• M. Pierre Morel-À-L'Huissier
    Date : mercredi 22 mai 2024
    Cible : Sur l'ensemble du texte

    Le Projet de loi relatif à l’accompagnement des malades et de la fin de vie, présenté, après plusieurs reports, le 10 avril 2024, en Conseil des ministres, arrive sur les bancs de l’Assemblée nationale à compter du 27 mai. Composé de deux parties – le renforcement des soins palliatifs, nouvellement dits d’accompagnement et la mise en place de l’aide active à mourir – ce texte reflète une évolution de l’opinion publique tant nationale qu’internationale et européenne. En effet, plusieurs pays européens, dont la Belgique et l’Espagne, ont déjà légalisé une forme d’euthanasie active, tandis que la France a vu émerger des conclusions favorables à la mise en place de l’accompagnement de la fin de vie, sous conditions, issues de la Convention citoyenne du 2 avril 2023.

    Ces éléments constituent un terreau fertile à l’introduction de l’accompagnement de la fin de vie, en France, dans un cadre légal bien circonscrit. Adossée au renforcement de l’organisation des soins palliatifs, ce texte s’inscrit dans la continuité de la stratégie décennale, mettant sur la table jusqu’à 1,1 milliard d’euros supplémentaire par an au bénéfice du développement des soins palliatifs. Toutefois, aujourd’hui, il est évident que c’est l’hypocrisie qui règne encore : l’accompagnement en fin de vie est privilégié à l’accompagnement pendant la vie. Bien que nécessaire, le texte ne remplace aucunement un projet de loi de programmation Grand âge, désormais écarté, qui aurait pu s'inscrire dans une approche globale de l'accompagnement des personnes en fin de vie adossée à une visibilité budgétaire plus large.

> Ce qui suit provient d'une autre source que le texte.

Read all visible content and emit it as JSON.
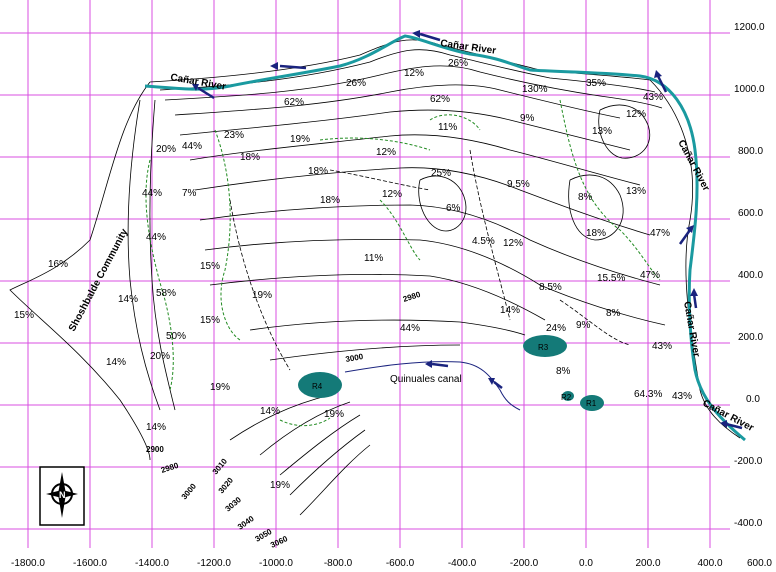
{
  "x_ticks": [
    "-1800.0",
    "-1600.0",
    "-1400.0",
    "-1200.0",
    "-1000.0",
    "-800.0",
    "-600.0",
    "-400.0",
    "-200.0",
    "0.0",
    "200.0",
    "400.0",
    "600.0"
  ],
  "y_ticks": [
    "1200.0",
    "1000.0",
    "800.0",
    "600.0",
    "400.0",
    "200.0",
    "0.0",
    "-200.0",
    "-400.0"
  ],
  "rivers": [
    "Cañar River",
    "Cañar River",
    "Cañar River",
    "Cañar River",
    "Cañar River"
  ],
  "community": "Shoshbalde Community",
  "canal": "Quinuales canal",
  "reservoirs": [
    "R4",
    "R3",
    "R2",
    "R1"
  ],
  "contours": [
    "2980",
    "3000",
    "2900",
    "2980",
    "3010",
    "3000",
    "3020",
    "3030",
    "3040",
    "3050",
    "3060"
  ],
  "slopes": [
    "26%",
    "12%",
    "26%",
    "35%",
    "43%",
    "62%",
    "62%",
    "130%",
    "9%",
    "12%",
    "23%",
    "44%",
    "19%",
    "11%",
    "13%",
    "20%",
    "18%",
    "12%",
    "18%",
    "25%",
    "9.5%",
    "8%",
    "13%",
    "44%",
    "7%",
    "18%",
    "12%",
    "6%",
    "4.5%",
    "12%",
    "18%",
    "47%",
    "44%",
    "16%",
    "15%",
    "11%",
    "47%",
    "15.5%",
    "8.5%",
    "14%",
    "58%",
    "19%",
    "15%",
    "8%",
    "14%",
    "15%",
    "44%",
    "24%",
    "9%",
    "50%",
    "43%",
    "20%",
    "14%",
    "19%",
    "8%",
    "14%",
    "19%",
    "64.3%",
    "43%",
    "14%",
    "19%"
  ],
  "north": "N",
  "colors": {
    "grid": "#d84fe0",
    "river": "#1a9aa0",
    "reservoir": "#147a78",
    "arrow": "#1a237e",
    "dashed": "#228b22"
  }
}
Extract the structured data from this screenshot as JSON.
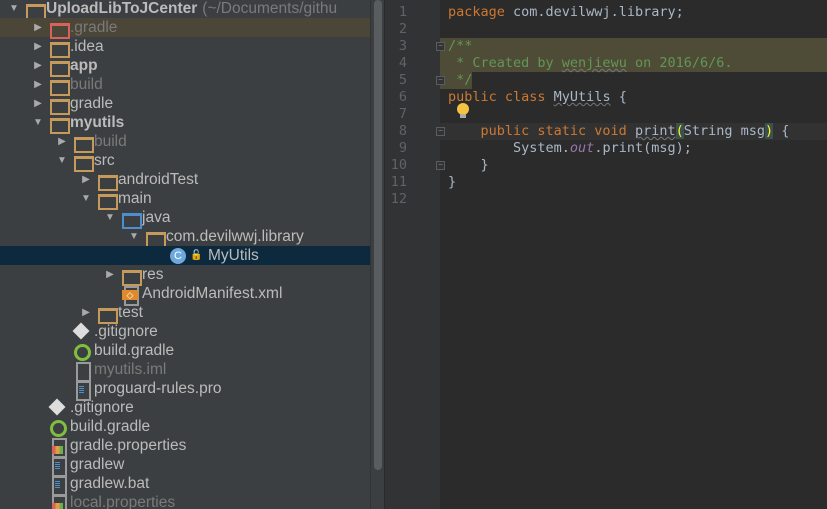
{
  "project_tree": {
    "items": [
      {
        "label": "UploadLibToJCenter",
        "suffix": "(~/Documents/githu",
        "level": 0,
        "arrow": "open",
        "icon": "module-folder-icon",
        "style": "bold"
      },
      {
        "label": ".gradle",
        "level": 1,
        "arrow": "closed",
        "icon": "excluded-folder-icon",
        "style": "dim",
        "row": "hl"
      },
      {
        "label": ".idea",
        "level": 1,
        "arrow": "closed",
        "icon": "folder-icon"
      },
      {
        "label": "app",
        "level": 1,
        "arrow": "closed",
        "icon": "android-module-icon",
        "style": "bold"
      },
      {
        "label": "build",
        "level": 1,
        "arrow": "closed",
        "icon": "folder-icon",
        "style": "dim"
      },
      {
        "label": "gradle",
        "level": 1,
        "arrow": "closed",
        "icon": "folder-icon"
      },
      {
        "label": "myutils",
        "level": 1,
        "arrow": "open",
        "icon": "library-module-icon",
        "style": "bold"
      },
      {
        "label": "build",
        "level": 2,
        "arrow": "closed",
        "icon": "folder-icon",
        "style": "dim"
      },
      {
        "label": "src",
        "level": 2,
        "arrow": "open",
        "icon": "folder-icon"
      },
      {
        "label": "androidTest",
        "level": 3,
        "arrow": "closed",
        "icon": "folder-icon"
      },
      {
        "label": "main",
        "level": 3,
        "arrow": "open",
        "icon": "folder-icon"
      },
      {
        "label": "java",
        "level": 4,
        "arrow": "open",
        "icon": "source-folder-icon"
      },
      {
        "label": "com.devilwwj.library",
        "level": 5,
        "arrow": "open",
        "icon": "package-icon"
      },
      {
        "label": "MyUtils",
        "level": 6,
        "arrow": "none",
        "icon": "class-icon",
        "row": "sel"
      },
      {
        "label": "res",
        "level": 4,
        "arrow": "closed",
        "icon": "resource-folder-icon"
      },
      {
        "label": "AndroidManifest.xml",
        "level": 4,
        "arrow": "none",
        "icon": "xml-file-icon"
      },
      {
        "label": "test",
        "level": 3,
        "arrow": "closed",
        "icon": "folder-icon"
      },
      {
        "label": ".gitignore",
        "level": 2,
        "arrow": "none",
        "icon": "git-icon"
      },
      {
        "label": "build.gradle",
        "level": 2,
        "arrow": "none",
        "icon": "gradle-icon"
      },
      {
        "label": "myutils.iml",
        "level": 2,
        "arrow": "none",
        "icon": "iml-file-icon",
        "style": "dim"
      },
      {
        "label": "proguard-rules.pro",
        "level": 2,
        "arrow": "none",
        "icon": "text-file-icon"
      },
      {
        "label": ".gitignore",
        "level": 1,
        "arrow": "none",
        "icon": "git-icon"
      },
      {
        "label": "build.gradle",
        "level": 1,
        "arrow": "none",
        "icon": "gradle-icon"
      },
      {
        "label": "gradle.properties",
        "level": 1,
        "arrow": "none",
        "icon": "properties-file-icon"
      },
      {
        "label": "gradlew",
        "level": 1,
        "arrow": "none",
        "icon": "text-file-icon"
      },
      {
        "label": "gradlew.bat",
        "level": 1,
        "arrow": "none",
        "icon": "text-file-icon"
      },
      {
        "label": "local.properties",
        "level": 1,
        "arrow": "none",
        "icon": "properties-file-icon",
        "style": "dim"
      }
    ]
  },
  "editor": {
    "lines": [
      {
        "n": "1",
        "tokens": [
          [
            "package",
            "k"
          ],
          [
            " com.devilwwj.library;",
            ""
          ]
        ]
      },
      {
        "n": "2",
        "tokens": []
      },
      {
        "n": "3",
        "bg": "doc",
        "fold": true,
        "tokens": [
          [
            "/**",
            "c"
          ]
        ]
      },
      {
        "n": "4",
        "bg": "doc",
        "tokens": [
          [
            " * Created by ",
            "c"
          ],
          [
            "wenjiewu",
            "c u"
          ],
          [
            " on 2016/6/6.",
            "c"
          ]
        ]
      },
      {
        "n": "5",
        "bg": "doc-short",
        "fold": true,
        "tokens": [
          [
            " */",
            "c"
          ]
        ]
      },
      {
        "n": "6",
        "tokens": [
          [
            "public class ",
            "k"
          ],
          [
            "MyUtils",
            "m"
          ],
          [
            " {",
            ""
          ]
        ]
      },
      {
        "n": "7",
        "tokens": []
      },
      {
        "n": "8",
        "bg": "cur",
        "fold": true,
        "tokens": [
          [
            "    public static void ",
            "k"
          ],
          [
            "print",
            "m"
          ],
          [
            "(",
            "b"
          ],
          [
            "String msg",
            ""
          ],
          [
            ")",
            "b"
          ],
          [
            " {",
            ""
          ]
        ]
      },
      {
        "n": "9",
        "tokens": [
          [
            "        System.",
            ""
          ],
          [
            "out",
            "f"
          ],
          [
            ".print(msg);",
            ""
          ]
        ]
      },
      {
        "n": "10",
        "fold": true,
        "tokens": [
          [
            "    }",
            ""
          ]
        ]
      },
      {
        "n": "11",
        "tokens": [
          [
            "}",
            ""
          ]
        ]
      },
      {
        "n": "12",
        "tokens": []
      }
    ]
  }
}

    Dans un contexte de crise hospitalière marqué par l’insolvabilité financière de plus de 85% de nos structures d’accompagnements (notamment nos EHPAD), je regrette la création envisagée d’une énième structure d’accompagnement (dite « maison d’accompagnement »), il serait bien plus pertinent de développer et de généraliser nos infrastructures déjà existantes, comme les résidences autonomie, partout sur notre territoire national. Afin de pallier ces problèmes notamment budgétaires, dus notamment à l’inflation, à la hausse moyenne des charges et la perte de confiance des familles suite à l’affaire Orpea entre autres, il serait judicieux de réfléchir à une réforme structurelle des unités d’accompagnement existantes (et leur enracinement dans chacun des départements) et au déblocage de fonds d’urgence à hauteur d’au moins 1,4 milliard d’euros, selon les estimations récentes des représentants principaux du secteur, afin de renforcer leur capacité à répondre aux besoins des patients et notamment en fin de vie.

    Au-delà de ces interrogations de fonds, j’ai proposé par voie d’amendements la mise en place d'un module d'enseignement sur les soins palliatifs lors des études de médecine, la garantie de l’égalité d’accès aux soins palliatifs pour tous, partout sur le territoire national, le juste encadrement des conditions d’accès à l’aide active à mourir, notamment avec la prise en considération des maladies incurables, comme la maladie de Charcot qui n’engage qu’à long terme le pronostic vital et l’ouverture d’un recours possible à un médiateur afin d’éviter toute éventuelle tension pouvant émerger au sein de la famille ou des proches de la personne souhaitant accéder à ce dispositif.

    Sensible à une évolution de l’état de droit actuel afin d’ouvrir la voie à l’introduction de l’aide active à mourir, je resterai attentif aux débats prochains et aux propositions qui y seront retenues et voterai en connaissance de cause le 11 juin prochain. Il est cependant important de souligner qu’il est nécessaire de continuer à travailler sur des solutions pérennes, en mettant l'accent sur le développement du traitement et l’écoute de la personne sur l’échelle de la douleur par le biais des soins palliatifs.